Paris’ Jeu de Paume revisits the work of documentary photographer Dorothea Lange with a major retrospective “Dorothea Lange, Politics of Seeing” (until January 27, 2019). The exhibition originated at the Oakland Museum of California —home of the photographer’s archives— donated to the museum fifty years ago by her husband and collaborator Paul Shuster Taylor.
Dorothea Lange (1895–1966) documented American life with riveting, intimate photographs that portrayed some of the most powerful moments of the 20th century. Lange was driven by the belief that seeing the effects of injustice could provoke reform and perhaps bring about change.
“The Politics of Seeing” features major works by Lange, some of which have never before been seen in France. The exhibition focuses on the extraordinary emotional power of her work and on the context of her documentary work. It features five specific series: the Depression period (1933-1934), a selection of works from the Farm Security Administration (1935-1939), the Japanese American internment (1942), the Richmond shipyards (1942-1944) and a series on a Public defender (1955-1957). Over one hundred vintage prints taken between 1933 and 1957 are enhanced by the presence of documents and screenings broadening the scope of an œuvre often familiar to the public through images such as “White Angel Breadline” (1933) and “Migrant Mother”(1936), which are photography icons.

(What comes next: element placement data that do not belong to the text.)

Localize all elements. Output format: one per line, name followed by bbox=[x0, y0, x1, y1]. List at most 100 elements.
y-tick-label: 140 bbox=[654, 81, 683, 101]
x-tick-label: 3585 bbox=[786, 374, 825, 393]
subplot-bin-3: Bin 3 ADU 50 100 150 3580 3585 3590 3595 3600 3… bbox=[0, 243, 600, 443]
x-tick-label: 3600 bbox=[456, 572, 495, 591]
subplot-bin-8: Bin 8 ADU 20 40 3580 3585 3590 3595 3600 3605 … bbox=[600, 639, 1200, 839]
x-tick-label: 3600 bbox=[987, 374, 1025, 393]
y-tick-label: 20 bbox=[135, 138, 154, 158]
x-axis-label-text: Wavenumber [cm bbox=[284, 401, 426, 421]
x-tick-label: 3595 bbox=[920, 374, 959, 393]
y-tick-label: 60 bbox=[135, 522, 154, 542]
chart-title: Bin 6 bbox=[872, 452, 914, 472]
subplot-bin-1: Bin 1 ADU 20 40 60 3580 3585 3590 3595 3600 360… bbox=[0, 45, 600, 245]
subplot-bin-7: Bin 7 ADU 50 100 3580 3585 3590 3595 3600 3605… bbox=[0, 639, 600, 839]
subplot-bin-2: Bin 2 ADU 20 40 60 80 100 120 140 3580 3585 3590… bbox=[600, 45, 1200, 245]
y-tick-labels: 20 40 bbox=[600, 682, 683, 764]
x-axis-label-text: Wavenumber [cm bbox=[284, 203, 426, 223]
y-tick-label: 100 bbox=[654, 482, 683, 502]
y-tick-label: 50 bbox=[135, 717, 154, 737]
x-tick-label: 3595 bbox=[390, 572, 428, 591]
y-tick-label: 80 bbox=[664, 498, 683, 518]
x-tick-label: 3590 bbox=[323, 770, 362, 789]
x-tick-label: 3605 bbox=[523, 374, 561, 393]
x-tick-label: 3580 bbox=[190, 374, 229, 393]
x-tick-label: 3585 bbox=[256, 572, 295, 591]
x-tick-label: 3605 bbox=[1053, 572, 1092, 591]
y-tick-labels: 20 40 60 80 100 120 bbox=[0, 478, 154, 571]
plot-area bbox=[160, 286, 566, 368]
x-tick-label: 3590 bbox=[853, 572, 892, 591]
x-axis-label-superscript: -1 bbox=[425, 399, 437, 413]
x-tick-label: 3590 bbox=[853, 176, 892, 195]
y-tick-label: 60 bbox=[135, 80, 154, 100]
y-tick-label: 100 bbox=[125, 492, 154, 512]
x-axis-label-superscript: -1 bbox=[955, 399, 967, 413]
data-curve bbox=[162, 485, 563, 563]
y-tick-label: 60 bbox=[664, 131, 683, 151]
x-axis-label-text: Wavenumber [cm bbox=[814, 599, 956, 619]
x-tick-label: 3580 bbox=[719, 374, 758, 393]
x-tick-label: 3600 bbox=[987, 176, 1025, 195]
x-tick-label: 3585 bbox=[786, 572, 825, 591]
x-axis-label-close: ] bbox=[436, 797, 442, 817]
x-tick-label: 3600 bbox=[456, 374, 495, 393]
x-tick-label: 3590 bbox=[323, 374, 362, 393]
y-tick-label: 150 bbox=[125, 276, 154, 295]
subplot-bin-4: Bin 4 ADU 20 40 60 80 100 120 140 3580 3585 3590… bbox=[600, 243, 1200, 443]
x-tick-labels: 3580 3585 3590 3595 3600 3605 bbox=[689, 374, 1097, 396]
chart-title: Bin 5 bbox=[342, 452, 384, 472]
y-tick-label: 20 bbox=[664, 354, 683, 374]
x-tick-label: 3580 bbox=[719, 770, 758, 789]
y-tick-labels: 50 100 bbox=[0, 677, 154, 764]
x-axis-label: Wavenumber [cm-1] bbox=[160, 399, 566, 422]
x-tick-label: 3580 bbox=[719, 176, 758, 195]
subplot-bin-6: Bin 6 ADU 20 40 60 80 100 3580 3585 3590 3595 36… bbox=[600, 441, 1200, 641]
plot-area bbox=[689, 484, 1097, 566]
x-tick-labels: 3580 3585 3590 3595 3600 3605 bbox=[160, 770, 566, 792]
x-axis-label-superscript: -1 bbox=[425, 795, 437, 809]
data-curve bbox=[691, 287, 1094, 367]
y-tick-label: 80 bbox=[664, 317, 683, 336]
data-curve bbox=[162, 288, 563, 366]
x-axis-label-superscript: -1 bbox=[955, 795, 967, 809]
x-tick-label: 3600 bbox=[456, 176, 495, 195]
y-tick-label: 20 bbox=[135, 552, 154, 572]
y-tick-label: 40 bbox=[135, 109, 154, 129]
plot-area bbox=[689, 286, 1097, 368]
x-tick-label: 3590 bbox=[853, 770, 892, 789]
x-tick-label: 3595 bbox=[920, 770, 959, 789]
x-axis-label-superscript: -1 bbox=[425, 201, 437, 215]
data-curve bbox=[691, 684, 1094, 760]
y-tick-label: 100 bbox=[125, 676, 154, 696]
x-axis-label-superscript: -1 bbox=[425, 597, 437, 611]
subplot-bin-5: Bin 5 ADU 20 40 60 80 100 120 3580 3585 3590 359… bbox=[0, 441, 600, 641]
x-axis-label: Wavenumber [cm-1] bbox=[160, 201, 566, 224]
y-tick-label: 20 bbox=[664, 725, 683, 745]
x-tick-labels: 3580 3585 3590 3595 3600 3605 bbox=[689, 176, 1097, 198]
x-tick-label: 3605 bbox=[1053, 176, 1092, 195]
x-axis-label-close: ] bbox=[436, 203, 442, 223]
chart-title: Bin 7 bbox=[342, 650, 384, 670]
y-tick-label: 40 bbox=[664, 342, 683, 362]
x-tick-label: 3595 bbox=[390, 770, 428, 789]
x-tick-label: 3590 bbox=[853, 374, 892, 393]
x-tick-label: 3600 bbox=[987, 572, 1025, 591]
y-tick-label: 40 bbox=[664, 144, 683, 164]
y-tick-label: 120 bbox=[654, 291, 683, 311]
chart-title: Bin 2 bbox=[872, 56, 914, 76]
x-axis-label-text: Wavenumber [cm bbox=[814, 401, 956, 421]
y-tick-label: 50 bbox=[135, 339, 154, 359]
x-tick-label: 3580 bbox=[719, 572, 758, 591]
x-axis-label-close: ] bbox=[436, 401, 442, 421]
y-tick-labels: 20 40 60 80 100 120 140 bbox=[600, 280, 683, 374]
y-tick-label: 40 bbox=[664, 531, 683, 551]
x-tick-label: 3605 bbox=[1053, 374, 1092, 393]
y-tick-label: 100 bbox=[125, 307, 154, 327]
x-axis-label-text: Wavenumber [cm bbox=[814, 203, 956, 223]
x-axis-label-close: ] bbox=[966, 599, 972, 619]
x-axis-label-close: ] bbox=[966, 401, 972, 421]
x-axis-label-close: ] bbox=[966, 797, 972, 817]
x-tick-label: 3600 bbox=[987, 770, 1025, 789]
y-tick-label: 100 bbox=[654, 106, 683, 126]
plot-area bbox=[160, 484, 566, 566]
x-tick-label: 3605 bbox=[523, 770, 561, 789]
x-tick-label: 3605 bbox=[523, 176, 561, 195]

Lange’s iconic images of the Great Depression are well known, but her photographs of Japanese-Americans interned during the Second World War were only published in 2006. Shown here for the first time in France, they illustrate how she created intimate and poignant images throughout her career in order to denounce injustices. In addition to the prints, a selection of personal items, including contact sheets, field notes and publications situate her work within the context of this troubled period.
The exhibition includes five frames Lange took as she approached Florence Owens Thompson and her children for one of her most famous pictures which became known as “Migrant Mother.” In her notes (included in the exhibition) she says “I made five exposures, working closer and closer from the same direction. I did not ask her her name or her history. She told me her age, 32. She said they had been living on frozen vegetables from the surrounding fields, and birds that the children killed. She had just sold the tires from her car to buy food. There she sat in a lean-to tent with her children huddled around her, and seemed to know that my pictures might help her, and so she helped me. There was a sort of equality about it.”
“Dorothea Lange, Politics of Seeing,” until January 21, 2019, Jeu de Paume, Paris.